Le psychiatre est arrivé à la même conclusion pour un autre accusé : Didier S., 68 ans, qui a également fait part à Dominique Pelicot de son homosexualité, se retrouvant lui aussi à commettre des actes sexuels sur Gisèle Pelicot. Les faits reprochés remontent à janvier 2019 : cinq ans auparavant, l’accusé avait subi une ablation de la vessie et de la prostate en raison d’un cancer. Depuis, ce père de deux enfants, qui se définissait auparavant comme hétérosexuel, affirme avoir « une sexualité de remplacement et cherchait des partenaires masculins »» a relaté l’expert.
« A l’issue de son interrogatoire, je tiens à affirmer que Monsieur S. n’avait pas l’intention de violer. »
François Amic, psychiatredevant le tribunal correctionnel du Vaucluse
Et l’expert affirme : « M. Pelicot n’a dit à personne que sa femme était droguée », ce que l’intéressé nie catégoriquement. Son avocate, Béatrice Zavarro, rappelle également que « 15 des 50 accusés estiment ne pas avoir été manipulés » par son client. En effet, plusieurs d’entre eux affirment avoir été conscients dès le début de l’état d’inconscience de la victime.
L’expert n’hésite pas à émettre des hypothèses sur la personnalité de Dominique Pelicot, qui semble le fasciner, le qualifiant de « pervers multi-cartes », même s’il ne l’a pas évalué. « Les gens organisés de manière perverse, ce qui semble être le cas de M. Pelicot, peuvent manipuler toute une vie, notamment les violeurs »affirme-t-il sans hésitation.
La défense jubile. « Votre expertise a fait couler beaucoup d’encre, car vous avez osé, ô crime de lèse-majesté, invoquer le fait que la personne que vous avez interrogée avait été manipulée par une personnalité dont vous êtes accusé n’avez jamais vu. ‘, observe Stéphane Simonin, l’avocat d’un autre accusé, qui semble détenu pour s’être rendu à deux reprises au domicile des époux Pélicot. « Je te connais depuis quatorze ans et tu n’as jamais été favorable à la défense », ajoute sa collègue, Nadia El Bouroumi, qui représente un autre homme dont le profil est étudié cette semaine.
« Mais comme cela ne satisfait pas la partie civile, nous essayons de vous discréditer. »

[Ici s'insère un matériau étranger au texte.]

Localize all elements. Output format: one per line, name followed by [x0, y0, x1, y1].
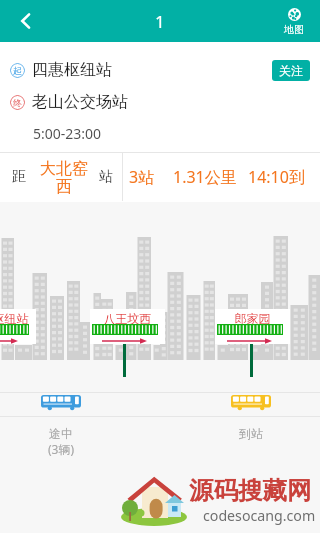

Nadia El Bouroumi, avocatedevant le tribunal correctionnel du Vaucluse
Interrogé par ce dernier, François Amic réaffirme sa position : « Je ne pouvais pas croire que M. Pelicot ait informé ses prétendus complices que sa femme était droguée, sinon il n’aurait pas eu le succès extraordinaire qu’il a eu, avec un si grand nombre de coaccusés. » Pour le psychiatre, les hommes jugés dans ce procès « ne présentent pas une déficience intellectuelle suffisamment importante pour ne pas connaître les conséquences d’avoir des relations sexuelles sans le consentement de leur partenaire ». Comme si comprendre la notion de consentement était lié au niveau d’intelligence.